# Found this Polaroid stuff in my garage



## stsinner (Dec 8, 2008)

These things were in my garage when I bought my house..  Anyone know the approximate vintage?  The bellows seems to be in perfect shape.


----------



## PatrickHMS (Dec 8, 2008)

My closest guess would be late 1950's to early 1960's, but I remember a #261 flash that came with it.

Your #268 flash might be slightly later vintage than is the camera.

On your last shot, does the 5/70 indicate May of 1970?


----------



## stsinner (Dec 8, 2008)

PatrickHMS said:


> On your last shot, does the 5/70 indicate May of 1970?



Sounds reasonable, but I would have no idea.. Is that the actual film?  There are three of those.


----------



## PatrickHMS (Dec 8, 2008)

stsinner said:


> Sounds reasonable, but I would have no idea.. Is that the actual film? There are three of those.


 
I doubt that it is the actual film, unless it comes in some kind of foil wrapping.

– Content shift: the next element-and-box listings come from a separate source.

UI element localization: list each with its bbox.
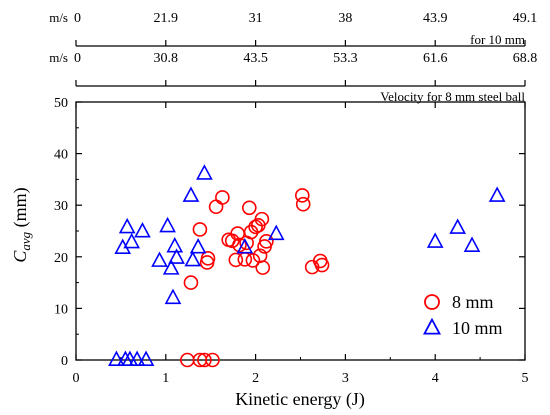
data-point-triangle <box>463 236 481 252</box>
data-point-circle <box>242 200 257 216</box>
top-axis-tick-label: 31 <box>249 11 263 26</box>
top-axis-tick-label: 43.5 <box>243 51 268 66</box>
data-point-triangle <box>162 259 180 275</box>
x-axis: 0 1 2 3 4 5 <box>73 102 529 386</box>
data-point-triangle <box>236 238 254 254</box>
data-point-circle <box>228 252 244 268</box>
top-axis-tick-label: 61.6 <box>423 51 448 66</box>
y-tick-label: 50 <box>54 96 68 111</box>
y-axis-title-unit: (mm) <box>10 187 31 232</box>
top-axis-tick-label: 49.1 <box>513 11 538 26</box>
legend-label: 8 mm <box>452 292 494 312</box>
data-point-triangle <box>128 350 146 367</box>
data-point-triangle <box>166 236 184 253</box>
data-point-circle <box>254 211 270 227</box>
data-point-triangle <box>426 232 444 248</box>
y-axis-title-main: C <box>10 250 30 263</box>
data-point-circle <box>294 188 310 203</box>
data-point-circle <box>224 233 240 249</box>
data-point-triangle <box>108 350 125 367</box>
y-tick-label: 40 <box>54 148 68 163</box>
data-point-circle <box>200 251 216 266</box>
y-axis-title-sub: avg <box>18 231 33 250</box>
data-point-circle <box>205 352 220 368</box>
data-point-circle <box>192 222 208 237</box>
top-velocity-axes: m/s 0 21.9 31 38 43.9 49.1 for 10 mm m/s 0 30.8 43.… <box>49 10 537 104</box>
data-point-circle <box>259 234 274 249</box>
top-axis-label: for 10 mm <box>470 32 525 47</box>
top-axis-tick-label: 0 <box>74 51 81 66</box>
data-point-triangle <box>189 238 207 254</box>
data-point-circle <box>215 190 230 205</box>
data-point-triangle <box>151 251 168 267</box>
data-point-triangle <box>137 350 155 367</box>
data-point-triangle <box>118 217 136 234</box>
data-point-triangle <box>114 238 132 255</box>
top-axis-tick-label: 43.9 <box>423 11 448 26</box>
x-tick-label: 1 <box>162 371 169 386</box>
data-point-circle <box>208 199 224 215</box>
top-axis-tick-label: 38 <box>338 11 352 26</box>
data-point-triangle <box>168 248 185 264</box>
y-tick-label: 30 <box>54 199 68 214</box>
y-axis-title: Cavg (mm) <box>10 187 33 262</box>
top-axis-unit: m/s <box>49 10 68 25</box>
top-axis-tick-label: 68.8 <box>513 51 538 66</box>
data-point-triangle <box>182 186 200 202</box>
top-axis-label: Velocity for 8 mm steel ball <box>380 89 525 104</box>
top-axis-tick-label: 30.8 <box>154 51 179 66</box>
top-axis-tick-label: 0 <box>74 11 81 26</box>
x-tick-label: 0 <box>73 371 80 386</box>
legend-label: 10 mm <box>452 318 503 338</box>
data-point-circle <box>295 196 311 212</box>
data-point-circle <box>183 275 199 290</box>
data-point-triangle <box>196 164 213 180</box>
legend-marker-circle <box>424 294 440 310</box>
y-tick-label: 20 <box>54 251 68 266</box>
legend-marker-triangle <box>422 317 442 335</box>
data-point-triangle <box>267 224 285 241</box>
top-axis-unit: m/s <box>49 50 68 65</box>
data-point-circle <box>255 260 271 275</box>
y-axis: 0 10 20 30 40 50 <box>54 96 525 369</box>
data-point-triangle <box>164 288 182 305</box>
data-point-triangle <box>449 218 466 234</box>
top-axis-tick-label: 21.9 <box>154 11 179 26</box>
data-points <box>108 164 506 368</box>
data-point-circle <box>245 253 261 268</box>
data-point-triangle <box>184 250 202 267</box>
x-tick-label: 3 <box>342 371 349 386</box>
x-axis-title: Kinetic energy (J) <box>235 389 365 410</box>
data-point-triangle <box>488 186 506 202</box>
y-tick-label: 0 <box>61 354 68 369</box>
data-point-circle <box>197 352 212 368</box>
y-tick-label: 10 <box>54 302 68 317</box>
data-point-circle <box>232 237 247 253</box>
top-axis-tick-label: 53.3 <box>333 51 358 66</box>
data-point-triangle <box>134 222 151 238</box>
x-tick-label: 5 <box>522 371 529 386</box>
legend: 8 mm 10 mm <box>422 292 503 338</box>
data-point-triangle <box>123 232 141 249</box>
data-point-triangle <box>159 216 176 233</box>
x-tick-label: 4 <box>432 371 439 386</box>
x-tick-label: 2 <box>252 371 259 386</box>
data-point-circle <box>314 257 330 273</box>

Almost looks like some kind of a sleeve or evnelope that you can use to mail in and order reprints.  Hard for me to tell what you have when you can get a much better look at it than I can.


----------



## Mitica100 (Dec 8, 2008)

Polaroid 80 was made in 1954. Some people convert them to take 120 film.


----------



## compur (Dec 9, 2008)

You can get more info on The Land List:
http://www.rwhirled.com/landlist/landhome.htm


----------



## stsinner (Dec 9, 2008)

Yep, made in the 50's.  Thanks.


----------